Monthly Archives: July 2006

A vision of Web 3.0

You walk up to your car and touch the handle. Your fingerprints are scanned, and your face is recognized. The door unlocks. The engine normally starts if it is time for you to go somewhere.

This time the car asks, “Where are we going?”

You reply, “Nowhere, I left my glasses.”

The computer replies, “They fell on the floor. You do not normally take your sunglasses in.”

“They need to be cleaned. I also need to get some cleaner for the windshield.”

“I’ll add that to your shopping list.”

“Thanks.”

While walking back to the house you notice the grass needs watered, but it needs to be done in the morning, so you pull out your pen and write a note on what appears to be white cardboard. You then doodle in the corner and what you just wrote disappears and is replaced with a list of several options for lunch.

Back in the house, you glance at the wall, which has a picture of a to-do list with three things on it. One of the items is the reminder to water the grass. It showed up as needing immediate attention since you skipped the prompt asking when you wanted to be reminded and have never put a similar item into the system. You point to that spot on the wall and move a copy of the reminder to tomorrow morning’s to-do list, but leave the original active for now. Another item informs you that your laundry is complete, and tells you what clothes where in the load. Since you are not concerned about any of it wrinkling, you ignore the reminder.

You walk into the kitchen to prepare lunch. You have kept your kitchen pretty low-tech, no automatic choppers, or measuring devices. The little displays to tell you what you need from each cabinet do come in handy though. The flashing LED on the measuring cup makes it easy to find. The oven is pre-heating and everything is going great. Then the rather normal looking wall to your right turns black and a streak of lighting flashes across the wall. The thunder rolls and a giant dollar sign rises from the floor.

Ring tones are nothing like they used to be! You touch the wall to initiate the video conference. Since this is a co-worker, the VP of Sales, you give him access to see you and the room you are in, as is.

“Hey, what’s cookin’ good lookin’?”

“Pizza”

“Smells great! Garlic, oregano, onions… I’ll be right over!”

He walks into the wall and smashes his nose against the screen. You laugh.

“Hey, so really what’s up.”

He casually remarks, “I just sold our new design. Thought you would like to know. See ya.”

“What! What new design?”

“The one you are going to deliver the prototype on next week. It looks like this”
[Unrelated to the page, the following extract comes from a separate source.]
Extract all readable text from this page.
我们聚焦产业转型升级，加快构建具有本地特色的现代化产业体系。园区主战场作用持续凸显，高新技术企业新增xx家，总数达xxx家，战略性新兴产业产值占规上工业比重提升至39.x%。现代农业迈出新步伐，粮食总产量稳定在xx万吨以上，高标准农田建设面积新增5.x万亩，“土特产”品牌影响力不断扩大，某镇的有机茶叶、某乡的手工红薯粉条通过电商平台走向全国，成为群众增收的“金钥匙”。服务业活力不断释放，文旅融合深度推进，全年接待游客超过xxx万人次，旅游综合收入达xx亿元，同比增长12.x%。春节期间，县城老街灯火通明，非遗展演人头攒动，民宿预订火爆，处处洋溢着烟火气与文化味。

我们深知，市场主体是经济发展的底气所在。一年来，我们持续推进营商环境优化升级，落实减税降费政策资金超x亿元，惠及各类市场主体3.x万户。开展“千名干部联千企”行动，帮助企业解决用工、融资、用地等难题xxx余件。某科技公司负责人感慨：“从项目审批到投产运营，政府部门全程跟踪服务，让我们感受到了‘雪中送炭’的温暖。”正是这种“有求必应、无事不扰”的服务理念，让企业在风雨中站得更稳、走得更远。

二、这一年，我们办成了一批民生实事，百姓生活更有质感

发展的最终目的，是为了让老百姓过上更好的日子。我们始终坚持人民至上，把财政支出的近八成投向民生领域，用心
He creates a 3D drawing environment, grabs a few pre-built objects and roughs-out what he thinks it should look like. He also sends you a copy of what the customer had drawn.
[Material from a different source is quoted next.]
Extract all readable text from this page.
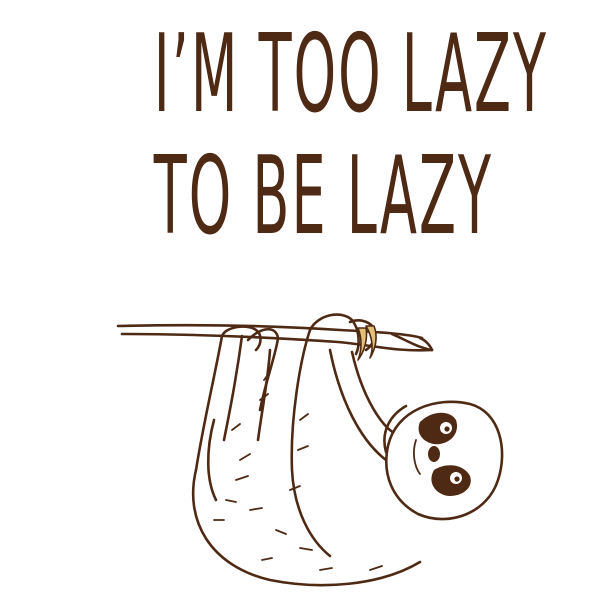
I’M TOO LAZY
TO BE LAZY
An hour later you are done with lunch and headed back to work. All of your applications and data are accessible from anywhere, but working at the office is still easier, since there are less distractions and a lot of the data is hosted there. And local access is still faster than remote, which makes a huge difference with the amount of data you have to process. As the car connects to the monorail and drives you toward the office, you use the computer in the car to start drafting a real design.

The reminder about the grass pops up on your wrist watch and you take a minute to schedule a watering every other day and also set aside fifteen minutes to purchase a webcam and software to monitor the health of your grass and trigger watering and cutting. There is nothing quite like sitting around watching the grass grow.
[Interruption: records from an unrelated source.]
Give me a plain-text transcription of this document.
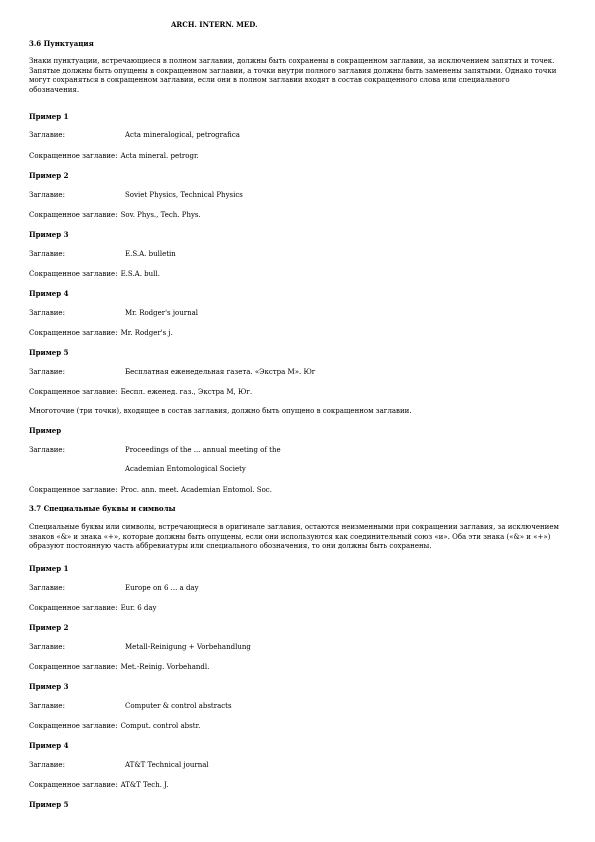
ARCH. INTERN. MED.
3.6 Пунктуация
Знаки пунктуации, встречающиеся в полном заглавии, должны быть сохранены в сокращенном заглавии, за исключением запятых и точек. Запятые должны быть опущены в сокращенном заглавии, а точки внутри полного заглавия должны быть заменены запятыми. Однако точки могут сохраняться в сокращенном заглавии, если они в полном заглавии входят в состав сокращенного слова или специального обозначения.
Пример 1
Заглавие:	Acta mineralogical, petrografica
Сокращенное заглавие: Acta mineral. petrogr.
Пример 2
Заглавие:	Soviet Physics, Technical Physics
Сокращенное заглавие: Sov. Phys., Tech. Phys.
Пример 3
Заглавие:	E.S.A. bulletin
Сокращенное заглавие: E.S.A. bull.
Пример 4
Заглавие:	Mr. Rodger's journal
Сокращенное заглавие: Mr. Rodger's j.
Пример 5
Заглавие:	Бесплатная еженедельная газета. «Экстра М». Юг
Сокращенное заглавие: Беспл. еженед. газ., Экстра М, Юг.
Многоточие (три точки), входящее в состав заглавия, должно быть опущено в сокращенном заглавии.
Пример
Заглавие:	Proceedings of the ... annual meeting of the
Academian Entomological Society
Сокращенное заглавие: Proc. ann. meet. Academian Entomol. Soc.
3.7 Специальные буквы и символы
Специальные буквы или символы, встречающиеся в оригинале заглавия, остаются неизменными при сокращении заглавия, за исключением знаков «&» и знака «+», которые должны быть опущены, если они используются как соединительный союз «и». Оба эти знака («&» и «+») образуют постоянную часть аббревиатуры или специального обозначения, то они должны быть сохранены.
Пример 1
Заглавие:	Europe on 6 ... a day
Сокращенное заглавие: Eur. 6 day
Пример 2
Заглавие:	Metall-Reinigung + Vorbehandlung
Сокращенное заглавие: Met.-Reinig. Vorbehandl.
Пример 3
Заглавие:	Computer & control abstracts
Сокращенное заглавие: Comput. control abstr.
Пример 4
Заглавие:	AT&T Technical journal
Сокращенное заглавие: AT&T Tech. J.
Пример 5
You should be able to find an all-in-one wireless device that uses “XML for hardware,” a new standard that eliminates the need for drivers. It allows devices to connect directly to each other and to traditional computers, and provide data and services in both directions.

Even your fifteen year old scanner now has an adapter plugged into the USB port so you can scan directly to your phone.

Most of the software applications you use for this job are ones you have bought or built. Since all applications are web-based now, and personal computers are primarily personal application a data servers, you can access your software from anywhere. Of course, local access is usually faster, so you mirror your software on an office computer, but the mirror and home systems share a single license and authentication profile.

Your design looks better than the sketches, but you have a few questions. You save the file on the office system and tag it for review and it immediately shows up on Mr. VP of Sales’ to-do list; an unreciprocated privilege. He calls in about 15 minutes.

“I am going to present this tomorrow morning. It looks great”

“Red or Blue on the base?”

“I was thinking turquoise, but I will have to ask. You can leave it blue for now.”

“Hang on let me show it to you in turquoise.”

You make a quick change and send a low-res image.

“Pretty bad, huh?”

“Yeah, you probably should to go with something darker, like hunter green.”

“OK, I will give it a try, blue is fine for now.”

“Now look at it from overhead. Do you think it is deep enough?”

“I think so.”

“OK”

You hang up and store the text and the snap-shot from this conversation in the project folder.

The car pulls off the monorail and asks you to park.